The last few days of Women’s History Month present us with an opportunity to pay tribute to women past and present who have taken a stand against the biggest employers in our country—Woolworth’s and Walmart—in the continued fight for social and economic justice.

Seventy-eight years ago during the Great Depression, over 100 female employees of Woolworth’s in downtown Detroit began a sit-down strike at their store for better workplace conditions.  At that time, Woolworth’s was the Walmart of its day, with more than 2,000 stores in the U.S., Canada, Cuba, Britain and Germany, and over 65,000 employees who were mostly young women. As the largest retailer in the country, Woolworth’s was well known for its low wages, long hours and anti-union practices.

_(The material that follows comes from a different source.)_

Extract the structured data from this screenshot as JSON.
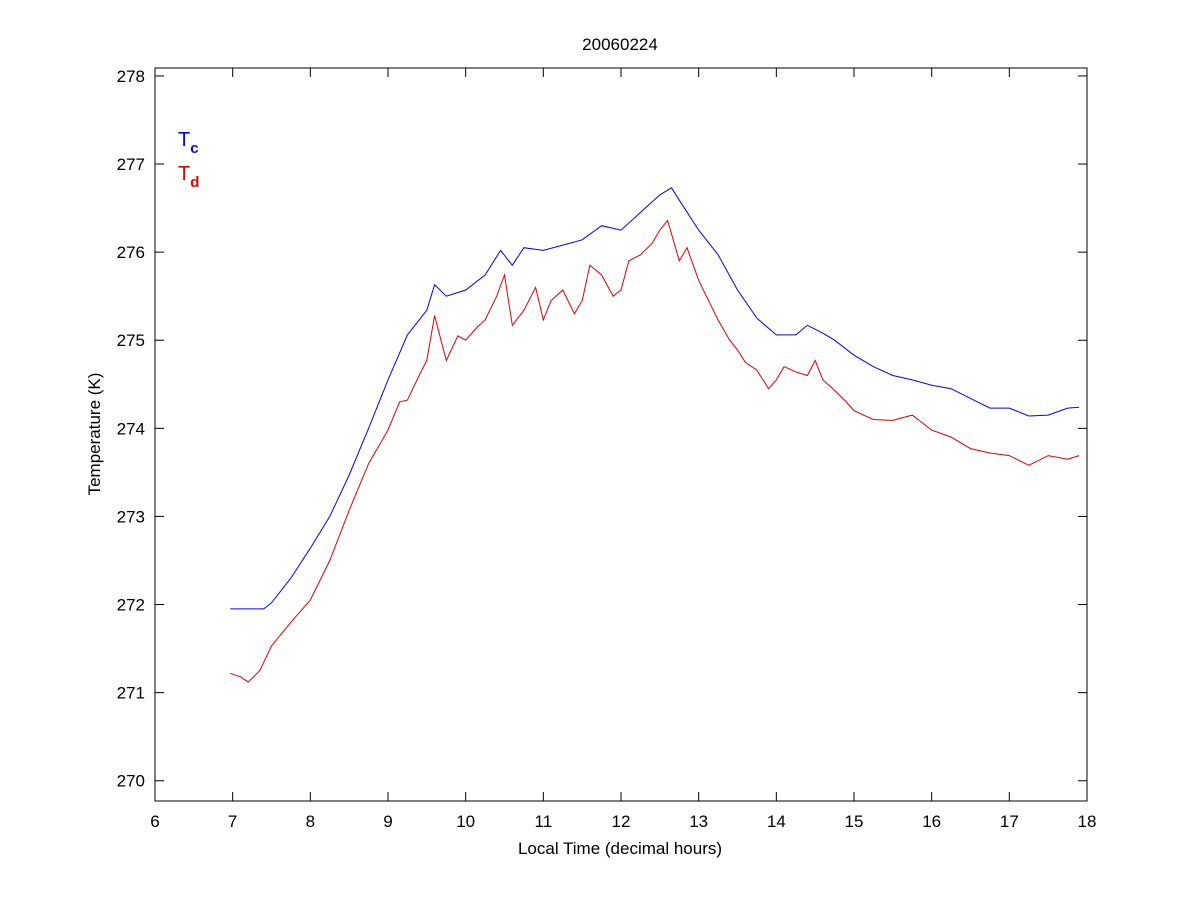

On February 27, 1937, the women who worked the counters, cash registers and storerooms at the Woolworth’s store in Detroit decided that a sit-down strike was a way to draw attention to their fight for better wages, hours and overtime pay.  Previous sit-down strikes organized by rubber workers in Ohio and autoworkers in Michigan had been successful and served as a source of inspiration for the women.  The sit-down worked and the national media flocked to Detroit and compared the modest demands of the Woolworth’s women to the opulent lifestyle of Barbara Hutton, heiress to the Woolworth empire and, at the time, one of the richest women in the world.

The sit-down strike had support from the hotel and restaurant employees unions, as well as from labor leaders, including the head of the UAW.  When strikers shut down a second Woolworth’s store in Detroit and threatened to shut down all 40 stores in the area, support for the strikers spread throughout the country, including in New York City, where the retail clerks’ union launched a solidarity campaign. The strike also influenced Woolworth’s competitors to raise wages to head off similar sit-down strikes at their own stores. The strike ended on March 5, when Woolworth’s agreed to the workers’ demands, including a union contract for the 40 Woolworth’s stores in Detroit.

Today, Walmart is our country’s largest private employer, and it’s low-wage, part-time business practices have put a financial strain on too many Walmart women and their families.  Like the courageous women of Woolworth’s, OUR Walmart members have used the sit-down strike to protest Walmart’s disrespect of their rights.  OUR Walmart members have also compared the enormous wealth of the Walton Family, heirs to the Walmart empire, to their reasonable call for $15 an hour and access to full-time hours. While members of OUR Walmart have had several victories, such as better workplace policies for pregnant women through the “Respect the Bump” campaign and the recent announcement by Walmart that it would raise wages for 500,000 hourly associates, the fight for decent wages and hours continues.


Some of the 100 female Woolworth workers who participated in a sit-down strike (top) and a recent photo of Walmart workers speaking out to stop retaliation in their workplace.

From the Woolworth’s strike of 1937 to the OUR Walmart member movement, these workers have shown that by sticking together, positive change is possible even at our country’s largest and most powerful employers.